Born at Neufchâtel-sur-Aisne in the Picardy region, Driant graduated from the Saint-Cyr military academy and became an Army officer in 1877. Appointed to infantry, he joined the 4th Regiment of Zouaves in North Africa as a Captain in 1886. In 1888 Driant married the daughter of nationalist General Boulanger. He spent the years 1892–1896 as an instructor at the Saint-Cyr military academy, and from 1899–1905 commanded the 1st Battalion of Chasseurs.
He resigned his commission in 1906, as he was banned from achieving higher rank due to his controversial father-in-law and by his strong nationalist and Catholic sentiments. He devoted his time to journalism and politics and was elected to the Chamber of Deputies as a representative for Nancy in 1910. Driant devoted his efforts to strengthening France's defenses.
In 1888 Driant began writing his first guerre imaginaire ("imaginary war") novel, which he was to publish using the pseudonym "Capitaine Danrit". This was La Guerre de demain ("The War of Tomorrow"), comprising three stories which told the tale of: La Guerre en forteresse ("Fortress Warfare"), La Guerre en rase campagne ("War in Open Country"), and La Guerre en ballon ("Balloon Warfare"). The action begins with La Guerre en fortresse, as reports arrive of a surprise German attack upon France.
Driant gave his readers heroic episodes, great victories over the Germans, and in the 1192 pages of his Guerre fatale: France-Angleterre ("The Fatal War: France-England", 1902), the total defeat of the British by the French.

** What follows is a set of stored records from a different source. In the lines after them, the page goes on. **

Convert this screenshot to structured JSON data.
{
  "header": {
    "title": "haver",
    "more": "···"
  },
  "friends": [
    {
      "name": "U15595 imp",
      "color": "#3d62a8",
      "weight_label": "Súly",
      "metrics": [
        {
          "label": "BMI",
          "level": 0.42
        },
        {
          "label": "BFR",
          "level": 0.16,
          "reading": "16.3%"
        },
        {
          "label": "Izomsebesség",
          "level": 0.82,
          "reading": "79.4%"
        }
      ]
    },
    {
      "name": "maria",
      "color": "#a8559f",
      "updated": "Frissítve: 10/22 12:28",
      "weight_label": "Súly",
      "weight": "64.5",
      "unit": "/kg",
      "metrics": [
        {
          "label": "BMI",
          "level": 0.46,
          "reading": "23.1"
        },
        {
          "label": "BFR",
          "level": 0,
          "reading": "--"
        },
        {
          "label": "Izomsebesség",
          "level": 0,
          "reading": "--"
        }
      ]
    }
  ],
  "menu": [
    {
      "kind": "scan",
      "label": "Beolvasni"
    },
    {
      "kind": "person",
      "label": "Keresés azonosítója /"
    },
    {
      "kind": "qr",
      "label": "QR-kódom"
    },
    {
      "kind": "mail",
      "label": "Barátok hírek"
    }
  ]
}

Driant possibly wrote more future-war novels than any other writer before 1914. He published so much fiction, and his stories were so long, that half a century later Pierre Versins said in his Encyclopédie de l'utopie et de la science fiction (1972) that the hundred pages of Chesney's Battle of Dorking were much more important and revealing "than the thousands of white pages soiled day after day by a national hero of France" (Driant had a postage stamp dedicated to him in 1956, Scott #788,Yvert et Tellier #1052).